Answer 2 · 2018-06-01T21:18:51

The reciprocal of #a# is #1/a#, therefore, the reciprocal of #6+i# is:

#1/(6+i)#

However, it is bad practice to leave a complex number in the denominator.

To make the complex number become a real number we multiply by 1 in the form of #(6-i)/(6-i)#.

#1/(6+i)(6-i)/(6-i)#

Please observe that we have done nothing to change the value because we are multiplying by a form that is equal to 1.

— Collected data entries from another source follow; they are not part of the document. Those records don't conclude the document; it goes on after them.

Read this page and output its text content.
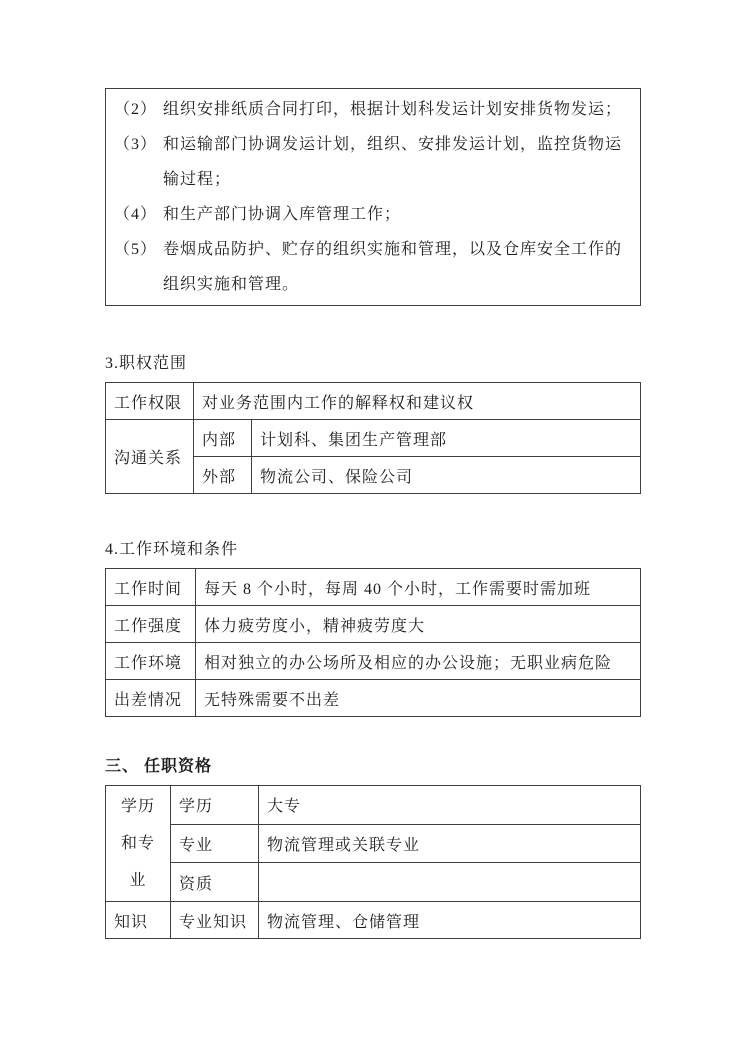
（2） 组织安排纸质合同打印，根据计划科发运计划安排货物发运；
（3） 和运输部门协调发运计划，组织、安排发运计划，监控货物运输过程；
（4） 和生产部门协调入库管理工作；
（5） 卷烟成品防护、贮存的组织实施和管理，以及仓库安全工作的组织实施和管理。
3.职权范围
工作权限	对业务范围内工作的解释权和建议权	
沟通关系	内部	计划科、集团生产管理部
	外部	物流公司、保险公司
4.工作环境和条件
工作时间	每天 8 个小时，每周 40 个小时，工作需要时需加班
工作强度	体力疲劳度小，精神疲劳度大
工作环境	相对独立的办公场所及相应的办公设施；无职业病危险
出差情况	无特殊需要不出差
三、 任职资格
学历和专业	学历	大专
	专业	物流管理或关联专业
	资质	
知识	专业知识	物流管理、仓储管理
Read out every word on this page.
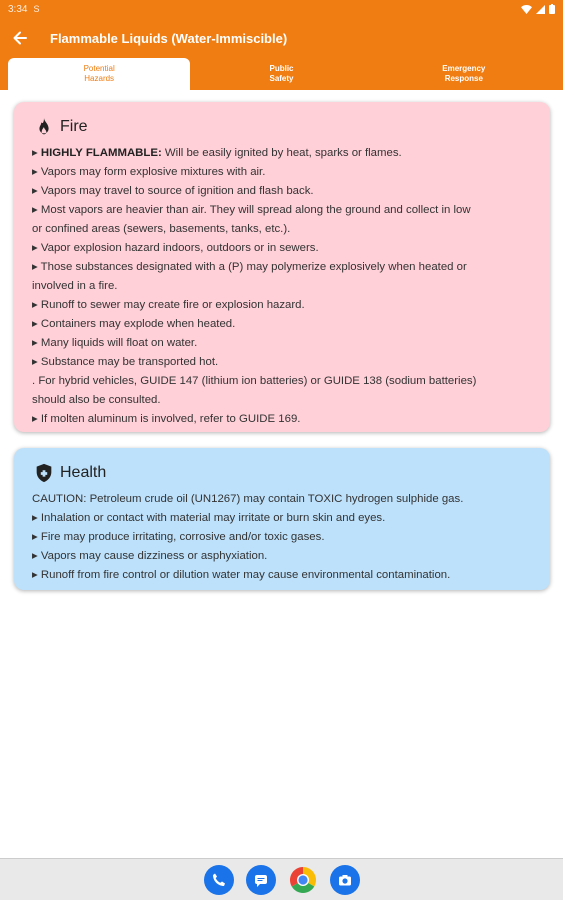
3:34 S
Flammable Liquids (Water-Immiscible)
Potential
Hazards
Public
Safety
Emergency
Response
Fire
▸ HIGHLY FLAMMABLE: Will be easily ignited by heat, sparks or flames.
▸ Vapors may form explosive mixtures with air.
▸ Vapors may travel to source of ignition and flash back.
▸ Most vapors are heavier than air. They will spread along the ground and collect in low
or confined areas (sewers, basements, tanks, etc.).
▸ Vapor explosion hazard indoors, outdoors or in sewers.
▸ Those substances designated with a (P) may polymerize explosively when heated or
involved in a fire.
▸ Runoff to sewer may create fire or explosion hazard.
▸ Containers may explode when heated.
▸ Many liquids will float on water.
▸ Substance may be transported hot.
. For hybrid vehicles, GUIDE 147 (lithium ion batteries) or GUIDE 138 (sodium batteries)
should also be consulted.
▸ If molten aluminum is involved, refer to GUIDE 169.
Health
CAUTION: Petroleum crude oil (UN1267) may contain TOXIC hydrogen sulphide gas.
▸ Inhalation or contact with material may irritate or burn skin and eyes.
▸ Fire may produce irritating, corrosive and/or toxic gases.
▸ Vapors may cause dizziness or asphyxiation.
▸ Runoff from fire control or dilution water may cause environmental contamination.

You may be asking yourself; "Why did I choose #6-i#?".

The answer is because I know that, when I multiply #(a+bi)(a-bi)#, I obtain a real number that is equal to #a^2+b^2#.

In this case #a = 6# and #b=1#, therefore, #6^2+1^2 = 37#:

#(6-i)/37#

Also, #a+bi# and #a-bi# have special names that are called complex conjugates.